Reversing even a fraction of the massive tax cuts for the rich that have been enacted over the past four years would provide sufficient funding to close the gap, as would taxing the full income of the wealthy, who currently pay Social Security contributions only on their first $90,000 a year. Similarly, imposing a Social Security tax on the unearned income of wealthy investors would suffice. Neither big business party is seriously entertaining any of these proposals, because they run counter to their joint commitment to defend the interests of the rich.
It is worth recalling that at the time of Social Security’s creation, the Roosevelt administration was itself rent by a raging dispute over what was widely seen as a highly regressive means of financing the system—from the paychecks of the American worker. Many argued that the burden should be born by those most able to afford it, the corporations and the rich. There is no one in the Democratic Party leadership who would make a similar argument today.
In response to a largely non-existent crisis, the Bush administration has relentlessly pushed for a nonsensical solution—privatization. The creation of private accounts would create a far bigger problem than the one that Bush pretends to be fixing, ultimately bankrupting the system. The nearly $7 trillion that would be required to set up the private accounts would be more than enough to close the projected funding gap if invested in the Social Security fund.
While forced to begrudgingly concede that the creation of such accounts would do nothing to resolve the supposed crisis that he claims has motivated his demand for “reform,” Bush nonetheless continues to insist that they be included in any plan.
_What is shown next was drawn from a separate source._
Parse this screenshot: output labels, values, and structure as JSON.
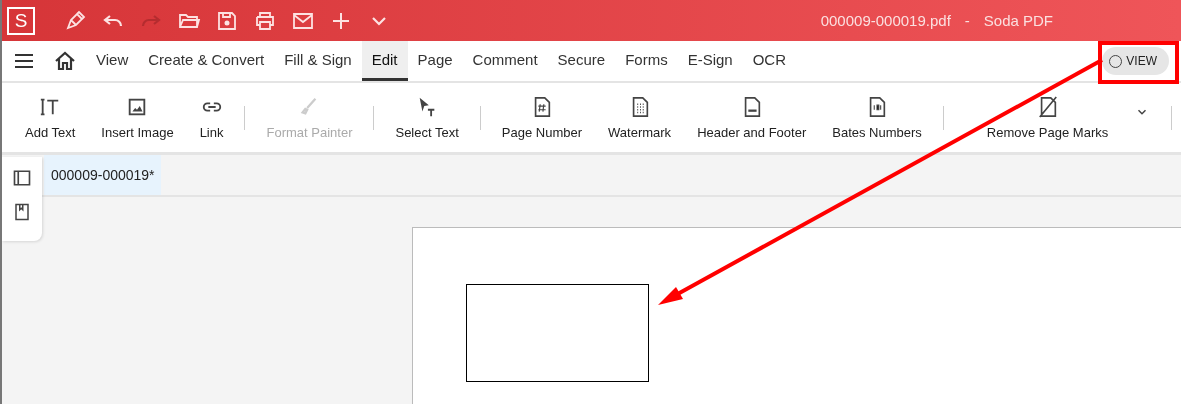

That is because they serve the same essential purpose of destabilizing and destroying the system. The combination of cuts through price indexing and the introduction of private accounts would serve to drastically reduce the importance of Social Security for the majority of working people. According to one study, together they would slash defined benefits—supposedly offset by returns from personal accounts—for the average worker by 66 percent—from $22,100 a year to $7,510, in 2005 dollars. Under those conditions, the extreme right-wing forces that dominate Washington reason, the winding up of the system would be relatively easy.
At the same time, the diverting of workers’ payroll deductions from the Social Security system to the stock market has an obvious appeal for Bush’s core constituency. It would create close to a trillion dollars in additional fees for the finance houses over the next 75 years, while opening up vast opportunities for the further enrichment of the wealthy elite through the swindling of those forced into the “ownership society” that Bush has vowed to create.
The reactionary ideologues who devised the Bush plan have fantasized that the new “investors” will flock to the Republican Party and will be loath to challenge in any way the interests of the capitalist corporations for fear of diminishing the stock prices upon which their futures will depend.
The administration is banking on the Democrats’ ultimate capitulation to this reactionary fantasy and relying on the mass media to help confuse and deceive the public on the Social Security issue. Yet, Bush’s Thursday night press conference presented an unmistakable portrait of a presidency in crisis and on the defensive.
The well-founded suspicion and hostility of the American people toward Bush’s Social Security scam is joined with growing opposition to the continued US military occupation of Iraq. The relentless and criminal policy of attacking the living standards and basic rights of working people for the benefit of a financial oligarchy is creating the conditions for social upheavals in the United States.